So i woke up to tend my vegetable garden, which i had left unattended for a about two weeks or a lil more. I wear many hat’s like many people and the month of April right to the first two weeks of May was very busy. First i got NAFDAC approval for my products FDVie Juice yaaay! Then we were vendors at the GTB Food and Drink fair , then renovation of the production facility , plus daily life!
So my garden was overgrown with Waterleaf! I remember my first attempt at planting waterleaf with seeds, i waited many months it didn’t yield until my staff told me to propagate using stems instead. Now the plant is in every pot in the garden, just dispersing its seeds. That means I’d be having a lot of waterleaf soups.
So after pulling out a lot of waterleaf yesterday, i made Edikang ikong
In a pot, season your meats with salt and bouillon cubes (to your taste) *Don’t* season with onion. Add water and cook till the meat is soft and tender. I usually cook my meats with smoked fish heads for rich flavour
When your meat is cooked and the water is properly reduced, add your blended pepper mix and palm oil.
Taste to see if it requires additional seasoning, if it does add some more. Add, stock fish, smoked fish, crayfish and cook till the water is reduced completely.
When the water is completely reduced and you can see the palmoil glistening on the meats, add chopped water leaves.
(Let your washed water leaf and Ugu leaves strain in a seive to allow all the excess water get away, your chopped leaves should be near dry)

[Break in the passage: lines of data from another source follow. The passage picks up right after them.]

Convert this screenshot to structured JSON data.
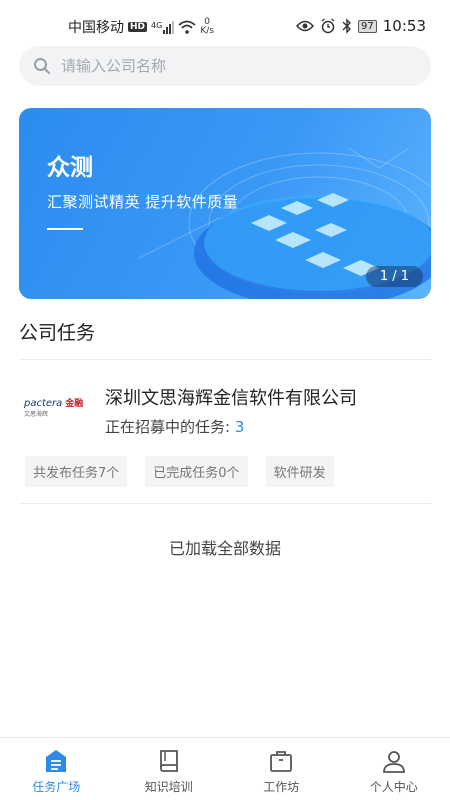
{
  "status_bar": {
    "carrier": "中国移动",
    "hd": "HD",
    "network": "4G",
    "speed_value": "0",
    "speed_unit": "K/s",
    "battery": "97",
    "time": "10:53"
  },
  "search": {
    "placeholder": "请输入公司名称"
  },
  "banner": {
    "title": "众测",
    "subtitle": "汇聚测试精英  提升软件质量",
    "pager": "1 / 1"
  },
  "section": {
    "title": "公司任务"
  },
  "company": {
    "logo_text": "pactera",
    "logo_suffix": "金融",
    "logo_sub": "文思海辉",
    "name": "深圳文思海辉金信软件有限公司",
    "recruiting_label": "正在招募中的任务:",
    "recruiting_count": "3",
    "tags": [
      "共发布任务7个",
      "已完成任务0个",
      "软件研发"
    ]
  },
  "list_footer": "已加载全部数据",
  "tabbar": {
    "items": [
      {
        "label": "任务广场",
        "icon": "task-square-icon",
        "active": true
      },
      {
        "label": "知识培训",
        "icon": "book-icon",
        "active": false
      },
      {
        "label": "工作坊",
        "icon": "briefcase-icon",
        "active": false
      },
      {
        "label": "个人中心",
        "icon": "person-icon",
        "active": false
      }
    ]
  },
  "colors": {
    "accent": "#2f8ae5",
    "banner": "#2b8cf0"
  }
}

Stir in properly , the water leaf will wilt into the pot, let it simmer for about 3 minutes
Next stir in your Ugu leaves, stir it in well till it incorporates well with the waterleaf.
Cook with lid off , on medium heat for an additional 8 – 10 minutes.
Serve hot with your preferred accompaniment.
Please don’t tell my Yoruba ancestors that i almost denounced Efo Riro in favour of this tasty pot of goodness that is native to the Efik people.
Oha soup is native to the South Eastern Nigeria. Oha (also spelt and pronounced as Ora) is a delicate vegetable and has a very unique flavour.
The first time I tasted Oha (Ora) soup was in 2009 in the restaurant of the High Court of the FCT. I had gone to court early that day and by lunch time I was famished, especially after sitting through all the proceedings, I was in the mood for something more exciting. Food is exciting, that is why I don’t miss practice.
So back to my story, they had Oha on the menu, I had no idea what it was but I was willing to try. I was hooked!
I remember when I had my son in 2011, I came down with a bad flu, adjusting to my new life as a mum was stressful. My husband’s aunt made me a bowl of spicy Oha Soup. That was the only food I could ingest, it worked like a charm and my appetite came back. I love Oha Soup.
Recipe Credit; Allnigerianrecipes.com
• Oha leaves a handful
• Cocoyam – 8 small corms or Alternatively 1 1/2 tablespoon of ground Achi
• Red Palm Oil – 2 cooking spoons
• Assorted Beef meats
• Assorted dry Fish
• Fresh peppers (scotch bonnet / habenero /ata rodo) – i like the flavour of fresh Cameroon/Nsukka pepper so i use it. It’s yellow scotch bonnet-.
• Salt to taste
• Crayfish (powdered)
• Bouillon Cubes
• 1 teaspoon Ogiri Igbo (for the traditional taste but optional)
Grind pepper and set aside.
Wash and boil the cocoyam corms till soft.
Remove the peels and in a blender , blend to a smooth paste you can also use a mortar and pestle , that is the more traditional approach.
Wash oha leaves. Using your fingers, cut the Ora (Oha) leaves into tiny pieces. It is said that this technique is to prevent the vegetable from becoming darker in colour which happens when you cut the ora leaves with a knife. I’ve tried cutting oha with a knife and it didn’t turn dark, but then i cut and used immediately. I’d say whatever rocks your boat. Set it aside.
Season and boil the meats, when then are tender add stock fish and dry fish.
Add the pepper, ogiri Igbo and ground crayfish and cook for 10 minutes. Add the cocoyam paste in small lumps and then the palm oil. If using achi, just stir it in, starting with 1 tbsp first. Achi is a thicken and it sometimes has a slightly slippery consistency.
Cover the pot and leave to cook on high heat till all the cocoyam lumps have dissolved. You can add more water if you feel that the soup is too thick. * Remove smoked catfish Ifyou are using any at this point to prevent disintegration
Add the oha (ora) leaves and leave to cook for about 3 – 5 minutes with the lid off.